O silêncio das guitarras
\t\tMariza nunca foi uma fadista tradicional. Em Fado em Mim (2002) já se ouviam trompetes. Fado Curvo (2003) confirmava-nos que esta voz poderia ser tão pop ou jazzy quanto tradicionalmente lisboeta. E em Transparente (2005) consolidavam-se diferentes identidades numa só, sob a luminosa produção de Jacques Morelenbaum. O regresso aos discos de Mariza faz-se com Terra, o menos canónico de todos os álbuns editados pela cantora e, ao mesmo tempo, a “nova etapa” mais óbvia e coerente.
Terra é um exercício de interpretação. Mariza sempre viu no fado o início da viagem por refrões e danças. Foi avisando que a canção de Lisboa deveria revelar as alegrias de um Portugal feito de encontros e viagens, não de tristeza e saudade. Encarnou esse princípio e levou-o pelos palcos internacionais, descoberta como diva exótica. Com o novo Terra, este “ser internacional” quer tornar-se cada vez mais no seu habitat definitivo. E esta á a cantora que se faz exemplo de adaptação musical, assimilando e tornando pessoais diferentes linguagens.
Mariza é voz de canções, partindo do duelo com a guitarra portuguesa para cultivar gostos seus e propostas de outros. O flamenco atravessa Terra, através de guitarras e percussões. Javier Limón é aqui produtor e compositor. Convida Concha Buika para colorir Pequenas Verdades e dizer que o fado pode ser raiano. Com os olhos postos além-mar, cantam-se As Guitarras de Ivan Lins num piano-bar carioca. E assume-se a relação fraterna com a morna, em dueto com Tito Paris.
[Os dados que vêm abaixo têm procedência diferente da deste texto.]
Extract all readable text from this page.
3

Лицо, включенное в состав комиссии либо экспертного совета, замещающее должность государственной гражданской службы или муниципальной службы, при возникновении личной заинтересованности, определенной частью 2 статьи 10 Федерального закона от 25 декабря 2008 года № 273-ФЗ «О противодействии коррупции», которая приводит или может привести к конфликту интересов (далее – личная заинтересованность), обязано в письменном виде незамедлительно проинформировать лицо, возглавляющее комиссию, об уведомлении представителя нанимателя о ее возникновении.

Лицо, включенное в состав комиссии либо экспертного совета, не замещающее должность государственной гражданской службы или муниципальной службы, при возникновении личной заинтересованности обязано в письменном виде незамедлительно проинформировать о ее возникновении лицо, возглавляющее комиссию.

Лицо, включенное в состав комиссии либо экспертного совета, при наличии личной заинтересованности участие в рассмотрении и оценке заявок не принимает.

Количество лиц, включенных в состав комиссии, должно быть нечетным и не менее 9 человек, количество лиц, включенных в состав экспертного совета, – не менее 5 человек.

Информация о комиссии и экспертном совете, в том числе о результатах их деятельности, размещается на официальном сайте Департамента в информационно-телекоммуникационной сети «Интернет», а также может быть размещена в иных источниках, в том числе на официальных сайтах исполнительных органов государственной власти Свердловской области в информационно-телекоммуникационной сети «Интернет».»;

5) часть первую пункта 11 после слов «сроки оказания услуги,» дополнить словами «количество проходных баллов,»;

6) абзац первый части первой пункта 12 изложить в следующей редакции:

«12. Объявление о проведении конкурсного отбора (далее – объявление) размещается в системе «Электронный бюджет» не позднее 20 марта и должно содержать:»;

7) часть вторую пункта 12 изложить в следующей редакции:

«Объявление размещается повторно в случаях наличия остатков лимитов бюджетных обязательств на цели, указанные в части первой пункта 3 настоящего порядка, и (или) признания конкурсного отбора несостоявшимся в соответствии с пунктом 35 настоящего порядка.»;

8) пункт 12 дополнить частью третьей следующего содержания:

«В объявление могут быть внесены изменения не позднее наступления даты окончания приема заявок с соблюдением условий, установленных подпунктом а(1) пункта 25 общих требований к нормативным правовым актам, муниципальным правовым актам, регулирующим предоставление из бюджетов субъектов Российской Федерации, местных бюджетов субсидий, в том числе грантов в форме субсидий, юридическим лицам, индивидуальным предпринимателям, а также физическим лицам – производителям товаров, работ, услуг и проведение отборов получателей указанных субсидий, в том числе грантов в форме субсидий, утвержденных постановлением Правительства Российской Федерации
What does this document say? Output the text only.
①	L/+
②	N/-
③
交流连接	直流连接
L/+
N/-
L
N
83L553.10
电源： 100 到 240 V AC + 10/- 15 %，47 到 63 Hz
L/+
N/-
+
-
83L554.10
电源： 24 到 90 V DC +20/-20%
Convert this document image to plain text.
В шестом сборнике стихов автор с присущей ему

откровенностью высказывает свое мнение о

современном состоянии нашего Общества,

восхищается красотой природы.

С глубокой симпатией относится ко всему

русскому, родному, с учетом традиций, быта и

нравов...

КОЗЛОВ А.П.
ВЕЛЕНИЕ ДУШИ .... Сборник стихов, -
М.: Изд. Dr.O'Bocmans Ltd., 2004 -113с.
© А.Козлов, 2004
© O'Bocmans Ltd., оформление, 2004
Rui Veloso, Fernando Tordo e Paulo de Carvalho compõem. David Mourão-Ferreira, Pedro Homem de Melo e Florbela Espanca são recordados. E o fado de Mariza torna-se internacional como sempre quis e nunca o fora até aqui. Porque a sua voz se molda ao cuidado dos arranjos, ainda que polida ao detalhe por vezes menos emocional. Distante das exigências da tradição fadista. Mas Mariza nunca foi uma fadista tradicional.